We’ve reached that point of the season where hype has either faded from touted freshmen or they’ve lived up to their billing (or come close). Guys like Anthony Davis or Michael Kidd-Gilchrist of Kentucky or Indiana’s Cody Zeller are the former. Freshmen like Oklahoma State’s LeBryan Nash and Arizona’s Josiah Turner fit the latter description.

But how have all these freshmen stacked up against each other?

The guys over at have been tracking this for a while (worth your time), but I like this post from John Gasaway at Basketball Prospectus a little more. Why? It shines the spotlight on 25 guys, not just 10. That means there are sure to be some names on the list with which you’re not familiar.

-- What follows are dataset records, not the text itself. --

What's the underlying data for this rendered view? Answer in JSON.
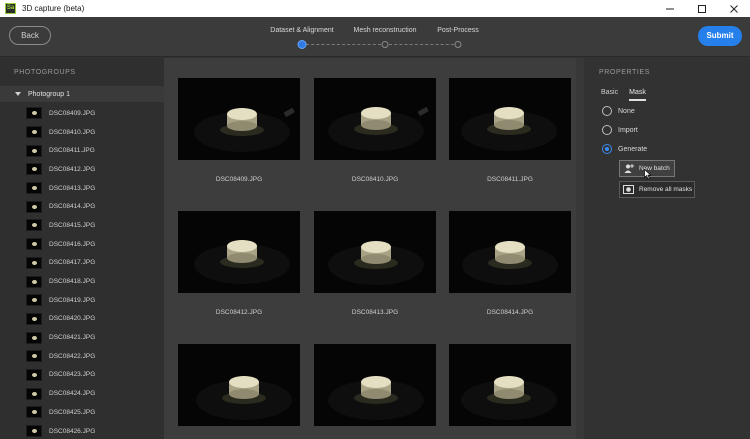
{
  "titlebar": {
    "title": "3D capture (beta)",
    "app_icon_text": "Sa"
  },
  "header": {
    "back_label": "Back",
    "submit_label": "Submit",
    "steps": [
      {
        "label": "Dataset & Alignment",
        "active": true
      },
      {
        "label": "Mesh reconstruction",
        "active": false
      },
      {
        "label": "Post-Process",
        "active": false
      }
    ]
  },
  "photogroups": {
    "title": "PHOTOGROUPS",
    "group_label": "Photogroup 1",
    "files": [
      "DSC08409.JPG",
      "DSC08410.JPG",
      "DSC08411.JPG",
      "DSC08412.JPG",
      "DSC08413.JPG",
      "DSC08414.JPG",
      "DSC08415.JPG",
      "DSC08416.JPG",
      "DSC08417.JPG",
      "DSC08418.JPG",
      "DSC08419.JPG",
      "DSC08420.JPG",
      "DSC08421.JPG",
      "DSC08422.JPG",
      "DSC08423.JPG",
      "DSC08424.JPG",
      "DSC08425.JPG",
      "DSC08426.JPG"
    ]
  },
  "gallery": {
    "items": [
      "DSC08409.JPG",
      "DSC08410.JPG",
      "DSC08411.JPG",
      "DSC08412.JPG",
      "DSC08413.JPG",
      "DSC08414.JPG",
      "",
      "",
      ""
    ]
  },
  "properties": {
    "title": "PROPERTIES",
    "tabs": [
      {
        "label": "Basic",
        "active": false
      },
      {
        "label": "Mask",
        "active": true
      }
    ],
    "mask_options": [
      {
        "label": "None",
        "checked": false
      },
      {
        "label": "Import",
        "checked": false
      },
      {
        "label": "Generate",
        "checked": true
      }
    ],
    "new_batch_label": "New batch",
    "remove_all_label": "Remove all masks"
  },
  "colors": {
    "accent": "#2680eb",
    "background": "#323232",
    "gallery_bg": "#3d3d3d"
  }
}
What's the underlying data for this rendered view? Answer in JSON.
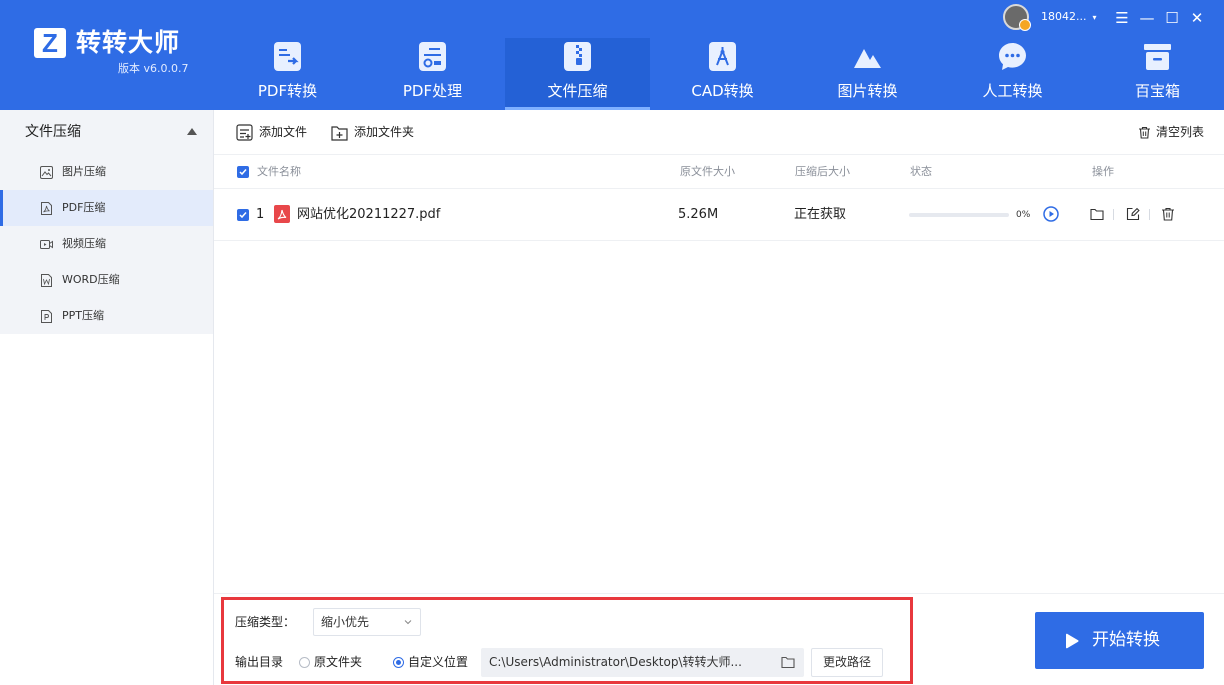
{
  "app": {
    "name": "转转大师",
    "version": "版本 v6.0.0.7",
    "logo_letter": "Z"
  },
  "nav": {
    "items": [
      {
        "label": "PDF转换",
        "icon": "pdf-convert-icon"
      },
      {
        "label": "PDF处理",
        "icon": "pdf-process-icon"
      },
      {
        "label": "文件压缩",
        "icon": "file-compress-icon",
        "active": true
      },
      {
        "label": "CAD转换",
        "icon": "cad-convert-icon"
      },
      {
        "label": "图片转换",
        "icon": "image-convert-icon"
      },
      {
        "label": "人工转换",
        "icon": "manual-convert-icon"
      },
      {
        "label": "百宝箱",
        "icon": "toolbox-icon"
      }
    ]
  },
  "user": {
    "name": "18042...",
    "caret": "▾"
  },
  "window_controls": {
    "menu": "☰",
    "minimize": "—",
    "maximize": "☐",
    "close": "✕"
  },
  "sidebar": {
    "header": "文件压缩",
    "items": [
      {
        "label": "图片压缩",
        "icon": "image-icon"
      },
      {
        "label": "PDF压缩",
        "icon": "pdf-file-icon",
        "active": true
      },
      {
        "label": "视频压缩",
        "icon": "video-icon"
      },
      {
        "label": "WORD压缩",
        "icon": "word-file-icon"
      },
      {
        "label": "PPT压缩",
        "icon": "ppt-file-icon"
      }
    ]
  },
  "toolbar": {
    "add_file": "添加文件",
    "add_folder": "添加文件夹",
    "clear_list": "清空列表"
  },
  "table": {
    "headers": {
      "name": "文件名称",
      "original_size": "原文件大小",
      "compressed_size": "压缩后大小",
      "status": "状态",
      "actions": "操作"
    },
    "rows": [
      {
        "index": "1",
        "file_name": "网站优化20211227.pdf",
        "original_size": "5.26M",
        "compressed_size": "正在获取",
        "progress_percent": 0,
        "progress_label": "0%"
      }
    ]
  },
  "settings": {
    "type_label": "压缩类型：",
    "type_value": "缩小优先",
    "output_label": "输出目录",
    "option_original": "原文件夹",
    "option_custom": "自定义位置",
    "selected_option": "custom",
    "path": "C:\\Users\\Administrator\\Desktop\\转转大师...",
    "change_path": "更改路径"
  },
  "start_button": "开始转换",
  "colors": {
    "brand": "#2f6ce5",
    "highlight_box": "#e8383d",
    "pdf_red": "#e8474a"
  }
}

An example? Maine’s Justin Edwards:

If you’re looking for a freshman who’s not only put up good individual stats but has also had a tangible impact on his team, Edwards is as good a guy to start with as any. The Black Bears weren’t supposed to pose any particular threat to the likes of Vermont and Stony Brook in this year’s America East, but that expectation may require revisiting. With Edwards acting like a grizzled veteran alongside grizzled veterans Gerald McLemore and Alasdair Fraser, head coach Ted Woodward has an excellent three-headed scoring monster at his disposal. Woodward gave the freshman shots right away, and the 6-3 Canadian responded with 20 or more points in five of his first six collegiate games.

There are plenty of familiar names as well – Davis, Zeller and Kidd-Gilchrist occupy the top three spots --but when you can read about Spencer Dinwiddie’s shooting influence for Colorado and Anthony Drmic doing the same for Boise State, you walk away a little smarter.

Kinda like Luke Winn’s power rankings.